La croissance économique au Brésil est importante, et tout le monde veut en profiter, personne ne veut rester exclu. Le groupe d’Emerson a une des meilleures côtes sur le marché: il a une image à défendre et des intérêts à assurer aux actionnaires. Si la croissance du pays est de 5% par an, les actionnaires en demandent 8. Et pour leur donner les 8%, il faut innover, prendre des risques, changer, se développer, s’agrandir. Il devient nécessaire de transformer les petites agences, offrir de nouveaux services, faire naitre de nouveaux besoins, conquérir de nouveaux clients. Les gens du marketing sont au centre de ces actions de transformation, dans tous les secteurs d’activité.
Même dans le groupe d’Emerson le marketing travaille dur: en quelques mois une nouvelle stratégie est décidée, approuvée, communiquée aux différents responsables d’agence. Tout se déroule à une vitesse impressionnante.
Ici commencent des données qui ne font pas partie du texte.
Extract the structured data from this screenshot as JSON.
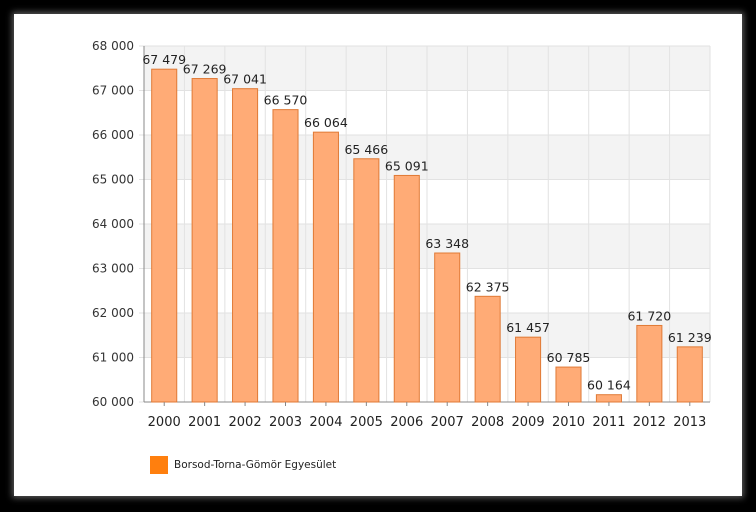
{
  "chart_data": {
    "type": "bar",
    "categories": [
      "2000",
      "2001",
      "2002",
      "2003",
      "2004",
      "2005",
      "2006",
      "2007",
      "2008",
      "2009",
      "2010",
      "2011",
      "2012",
      "2013"
    ],
    "series": [
      {
        "name": "Borsod-Torna-Gömör Egyesület",
        "values": [
          67479,
          67269,
          67041,
          66570,
          66064,
          65466,
          65091,
          63348,
          62375,
          61457,
          60785,
          60164,
          61720,
          61239
        ],
        "value_labels": [
          "67 479",
          "67 269",
          "67 041",
          "66 570",
          "66 064",
          "65 466",
          "65 091",
          "63 348",
          "62 375",
          "61 457",
          "60 785",
          "60 164",
          "61 720",
          "61 239"
        ],
        "color": "#ff7f0e"
      }
    ],
    "ylim": [
      60000,
      68000
    ],
    "yticks": [
      60000,
      61000,
      62000,
      63000,
      64000,
      65000,
      66000,
      67000,
      68000
    ],
    "ytick_labels": [
      "60 000",
      "61 000",
      "62 000",
      "63 000",
      "64 000",
      "65 000",
      "66 000",
      "67 000",
      "68 000"
    ],
    "grid": true,
    "legend_position": "bottom-left",
    "title": "",
    "xlabel": "",
    "ylabel": ""
  },
  "colors": {
    "bar_fill": "#ffab76",
    "bar_stroke": "#e07a36",
    "band": "#f3f3f3",
    "grid": "#e2e2e2",
    "axis": "#888888"
  }
}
Le Plan Marketing vient juste d’être terminé qu’on envoie les ouvriers à « relooker » les locaux et on démarre à travers tout le pays les communications sur les nouveaux services offerts par le groupe.
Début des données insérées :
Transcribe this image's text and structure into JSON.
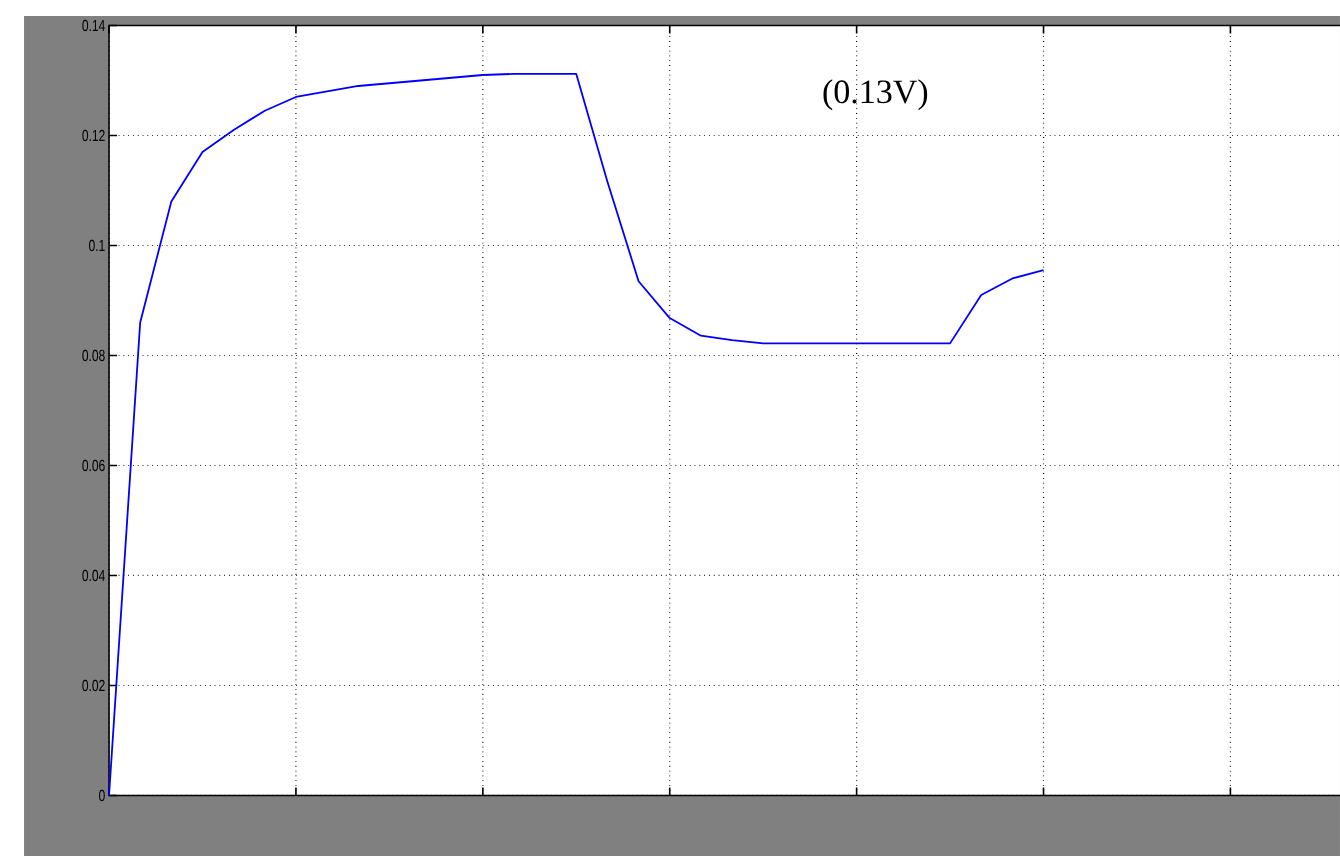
{
  "chart_data": {
    "type": "line",
    "categories": [
      null,
      null,
      null,
      null,
      null,
      null,
      null,
      null,
      null,
      null,
      null,
      null,
      null,
      null,
      null,
      null,
      null,
      null,
      null,
      null,
      null,
      null,
      null,
      null,
      null,
      null,
      null,
      null,
      null,
      null,
      null,
      null,
      null,
      null,
      null,
      null,
      null,
      null,
      null,
      null,
      null
    ],
    "series": [
      {
        "color": "#0000ff",
        "values": [
          0,
          0.086,
          0.108,
          0.117,
          0.121,
          0.1245,
          0.127,
          0.128,
          0.129,
          0.1295,
          0.13,
          0.1305,
          0.131,
          0.1312,
          0.1312,
          0.1312,
          0.1116,
          0.0935,
          0.0868,
          0.0836,
          0.0828,
          0.0822,
          0.0822,
          0.0822,
          0.0822,
          0.0822,
          0.0822,
          0.0822,
          0.091,
          0.094,
          0.0955,
          null,
          null,
          null,
          null,
          null,
          null,
          null,
          null,
          null,
          null
        ]
      }
    ],
    "ylim": [
      0,
      0.14
    ],
    "yticks": [
      0,
      0.02,
      0.04,
      0.06,
      0.08,
      0.1,
      0.12,
      0.14
    ],
    "grid": true,
    "tick_labels": "y",
    "marker": "none",
    "line_style": "solid",
    "annotations": [
      "(0.13V)"
    ]
  }
}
En quelques semaines, l’agence d’Emerson est totalement transformée: plus grande et moderne, elle offre de nouveaux services et attire beaucoup plus de gens.
A accueillir les nouveaux clients, il y a toujours eux: Emerson et ses deux collaborateurs, Fernanda et Marcos. Mais le travail, bien évidemment, n’est plus celui qui était un an auparavant: la diversification de l’offre, la complexité des combinaisons, le nombre de clients… eux seuls, à trois, ne suffisent plus.
Emerson demande donc à Marcos d’évaluer combien de collaborateurs en plus il leur faudrait: un? Deux? Il faut le déterminer avec précision avant d’effecteur la demande à la Direction. Emerson pourrait faire une évaluation grossière, mais il a besoin de Marcos pour être plus précis. Ce dernier est submergé de boulot, mais il sait reconnaitre les priorités: lorsqu’on demande de l’aide à la Direction du groupe, on a intérêt à savoir la justifier, autrement on ne reçoit rien et on perd en crédibilité.
L’organisation de leur société est de type matriciel, un standard adopté par d’innombrables entreprises. C’est un model organisationnel conçu par la Nasa: une entité énorme, avec des projets à long terme. Et pourtant, cette structure est aujourd’hui employée par des sociétés bien différentes, où le Time to Market est primordial, la réactivité indispensable, et dont les clients demandent aujourd’hui que le travail soit prêt pour hier… pareil que dans l’entité où Emerson travaille.
On pourrait se demander le pourquoi de cette apparente incohérence. Mais la réponse est simple, si on considère que la Matrice est le type d’organisation le plus conflictuelle qui existe, beaucoup plus que les autres différentes structures. C’est donc l’“idéal” d’exploiter au maximum les managers en “jouant” sur les conflits de responsabilité: d’un coté les responsables opérationnels, en charge d’atteindre des résultats financiers précis; de l’autre coté les responsables fonctionnels, ceux qui gèrent les ressources et les distribuent à bon escient parmi les différentes activités.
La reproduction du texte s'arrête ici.